The agency and neighbors agreed, though, that this time around the scope of any new projects had to be bigger for true change to take hold, he added.
So the agency formed a 20-member steering committee of residents, community members, business owners and other stakeholders that organized the charrette, chose focus areas, and outlined challenges and resources, he added. The six focus areas include a focus on residential streets, development of Conkey Corners, and underutilized buildings and sites, Meléndez said.
The committee then expanded the physical boundaries of the revitalization area beyond North Clinton Avenue to go west to Saint Paul Boulevard and north to Avenue D, he said.
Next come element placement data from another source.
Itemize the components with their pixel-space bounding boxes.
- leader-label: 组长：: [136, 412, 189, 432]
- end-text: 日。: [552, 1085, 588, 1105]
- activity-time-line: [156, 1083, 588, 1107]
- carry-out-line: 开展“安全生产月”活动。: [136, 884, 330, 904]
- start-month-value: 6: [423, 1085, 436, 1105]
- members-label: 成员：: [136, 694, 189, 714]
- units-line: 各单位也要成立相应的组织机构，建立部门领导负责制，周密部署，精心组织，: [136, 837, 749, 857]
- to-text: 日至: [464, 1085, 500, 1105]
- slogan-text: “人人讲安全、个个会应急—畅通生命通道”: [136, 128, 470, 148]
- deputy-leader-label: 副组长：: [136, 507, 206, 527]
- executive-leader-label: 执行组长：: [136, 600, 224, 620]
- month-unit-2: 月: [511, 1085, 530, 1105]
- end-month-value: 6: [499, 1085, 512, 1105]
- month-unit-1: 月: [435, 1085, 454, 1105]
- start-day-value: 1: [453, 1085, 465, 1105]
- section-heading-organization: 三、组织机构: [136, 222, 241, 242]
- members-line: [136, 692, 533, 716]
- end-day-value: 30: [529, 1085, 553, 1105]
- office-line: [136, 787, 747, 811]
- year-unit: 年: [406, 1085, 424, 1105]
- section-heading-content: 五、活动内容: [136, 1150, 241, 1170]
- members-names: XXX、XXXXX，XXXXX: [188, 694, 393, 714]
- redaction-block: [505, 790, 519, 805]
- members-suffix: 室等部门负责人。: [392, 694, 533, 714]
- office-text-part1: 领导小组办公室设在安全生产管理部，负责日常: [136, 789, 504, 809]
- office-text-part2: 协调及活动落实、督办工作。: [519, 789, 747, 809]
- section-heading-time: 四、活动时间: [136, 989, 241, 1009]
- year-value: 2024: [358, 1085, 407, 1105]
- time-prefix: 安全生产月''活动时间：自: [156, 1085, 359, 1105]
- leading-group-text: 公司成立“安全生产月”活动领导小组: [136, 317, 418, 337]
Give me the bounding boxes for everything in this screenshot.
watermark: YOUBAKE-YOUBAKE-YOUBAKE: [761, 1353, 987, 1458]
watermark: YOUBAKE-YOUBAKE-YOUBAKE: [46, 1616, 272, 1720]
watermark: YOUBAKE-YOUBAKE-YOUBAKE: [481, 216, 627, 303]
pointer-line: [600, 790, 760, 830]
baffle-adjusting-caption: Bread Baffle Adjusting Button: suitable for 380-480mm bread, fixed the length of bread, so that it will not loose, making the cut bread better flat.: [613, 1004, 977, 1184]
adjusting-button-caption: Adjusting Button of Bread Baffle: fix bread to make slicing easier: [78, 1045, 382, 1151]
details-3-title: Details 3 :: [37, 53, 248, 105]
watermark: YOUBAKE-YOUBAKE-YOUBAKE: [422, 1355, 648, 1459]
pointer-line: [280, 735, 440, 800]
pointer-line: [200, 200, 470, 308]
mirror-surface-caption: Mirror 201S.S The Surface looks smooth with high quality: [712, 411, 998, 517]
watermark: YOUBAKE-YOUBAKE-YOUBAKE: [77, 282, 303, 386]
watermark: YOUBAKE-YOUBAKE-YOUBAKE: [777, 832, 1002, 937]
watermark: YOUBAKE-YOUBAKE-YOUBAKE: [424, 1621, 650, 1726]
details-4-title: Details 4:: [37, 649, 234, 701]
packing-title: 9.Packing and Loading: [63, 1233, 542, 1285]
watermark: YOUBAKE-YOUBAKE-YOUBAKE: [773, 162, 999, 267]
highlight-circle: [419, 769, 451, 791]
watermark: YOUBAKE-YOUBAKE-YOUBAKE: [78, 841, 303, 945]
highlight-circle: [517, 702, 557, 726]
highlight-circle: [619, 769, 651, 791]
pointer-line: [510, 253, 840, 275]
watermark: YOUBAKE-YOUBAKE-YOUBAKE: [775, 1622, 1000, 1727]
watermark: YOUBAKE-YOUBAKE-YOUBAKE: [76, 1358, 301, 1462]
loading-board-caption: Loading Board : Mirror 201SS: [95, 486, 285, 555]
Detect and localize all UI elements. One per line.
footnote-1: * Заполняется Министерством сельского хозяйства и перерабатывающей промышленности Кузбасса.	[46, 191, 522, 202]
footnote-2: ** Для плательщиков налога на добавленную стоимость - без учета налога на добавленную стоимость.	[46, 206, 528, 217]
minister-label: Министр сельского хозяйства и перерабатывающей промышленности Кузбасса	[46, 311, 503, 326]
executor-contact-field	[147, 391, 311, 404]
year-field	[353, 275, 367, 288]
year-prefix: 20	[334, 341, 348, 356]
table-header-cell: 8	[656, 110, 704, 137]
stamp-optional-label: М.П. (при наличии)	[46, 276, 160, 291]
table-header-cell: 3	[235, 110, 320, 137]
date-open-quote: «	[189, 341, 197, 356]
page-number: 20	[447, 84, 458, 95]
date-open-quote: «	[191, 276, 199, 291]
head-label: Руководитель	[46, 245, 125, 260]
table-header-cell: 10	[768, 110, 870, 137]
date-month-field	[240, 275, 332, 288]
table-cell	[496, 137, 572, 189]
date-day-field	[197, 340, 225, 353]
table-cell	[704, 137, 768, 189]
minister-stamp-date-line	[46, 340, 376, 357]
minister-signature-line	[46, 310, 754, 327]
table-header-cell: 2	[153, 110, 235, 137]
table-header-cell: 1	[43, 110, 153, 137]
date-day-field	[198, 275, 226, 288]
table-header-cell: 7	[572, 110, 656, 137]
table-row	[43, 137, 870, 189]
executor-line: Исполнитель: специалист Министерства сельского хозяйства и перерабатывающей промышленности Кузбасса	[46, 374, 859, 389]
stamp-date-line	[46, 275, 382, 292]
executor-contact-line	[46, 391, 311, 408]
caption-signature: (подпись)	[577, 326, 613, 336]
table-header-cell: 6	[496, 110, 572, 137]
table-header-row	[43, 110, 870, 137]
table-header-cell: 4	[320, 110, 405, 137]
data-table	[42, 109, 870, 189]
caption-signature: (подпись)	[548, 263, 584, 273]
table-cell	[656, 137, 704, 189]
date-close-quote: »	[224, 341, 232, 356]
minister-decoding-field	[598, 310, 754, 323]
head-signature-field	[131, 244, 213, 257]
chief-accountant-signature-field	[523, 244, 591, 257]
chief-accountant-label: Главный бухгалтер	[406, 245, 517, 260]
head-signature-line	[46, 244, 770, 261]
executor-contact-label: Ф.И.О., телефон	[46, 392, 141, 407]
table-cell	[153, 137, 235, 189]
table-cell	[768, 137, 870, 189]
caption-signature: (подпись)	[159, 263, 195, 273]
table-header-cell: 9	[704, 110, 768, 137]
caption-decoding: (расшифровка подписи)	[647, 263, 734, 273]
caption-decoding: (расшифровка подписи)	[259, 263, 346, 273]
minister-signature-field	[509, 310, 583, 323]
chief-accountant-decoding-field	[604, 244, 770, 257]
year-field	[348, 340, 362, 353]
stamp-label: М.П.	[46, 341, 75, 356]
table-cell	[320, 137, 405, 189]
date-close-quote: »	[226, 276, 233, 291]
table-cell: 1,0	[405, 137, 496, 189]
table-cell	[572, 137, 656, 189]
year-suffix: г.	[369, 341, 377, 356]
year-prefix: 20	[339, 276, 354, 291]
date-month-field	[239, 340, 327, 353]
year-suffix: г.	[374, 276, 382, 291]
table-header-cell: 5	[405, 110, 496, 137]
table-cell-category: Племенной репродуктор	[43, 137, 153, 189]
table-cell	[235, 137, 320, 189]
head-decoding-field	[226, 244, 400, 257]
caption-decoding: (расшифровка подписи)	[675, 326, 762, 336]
The group also partnered with the Community Design Center of Rochester to map out the areas of discussion and participate in the charrette.
Many of the ideas that arose from the charrette that can be completed in the short term include beautification projects and how to better connect the existing El Camino trail with neighborhoods, Meléndez said.
"There is a sense that we need to have more ownership right here and to assist to our neighbors," he said. "If you plant a garden in an area where loitering has taken place, that may have an impact."
The project’s bigger-picture ideas focus on advocacy, public safety and even using solar energy, Meléndez noted. Suggested uses for vacant buildings include opening a neighborhood cafe and attracting more small businesses.
"Finding ways to bring back jobs to our community is huge on our list," he noted.
Ida Pérez, who lives in her mother’s home of 30 years on Scrantom Street, said that this effort also offerers residents an opportunity to envision and realize the potential of the community.
"It is a start in taking pride of where we live and making it a safe place to raise our children and grandchildren," she added. "We need to know that Clinton Ave. and its surrounding streets and areas can become again that place we all once knew years ago — a vibrant, welcoming and inviting area with its rich history of diversity and beautiful architecture, a place for families and their children. … This revitalization truly has the residents’ best interest in mind, we have the voice and we are guiding the principles for this project."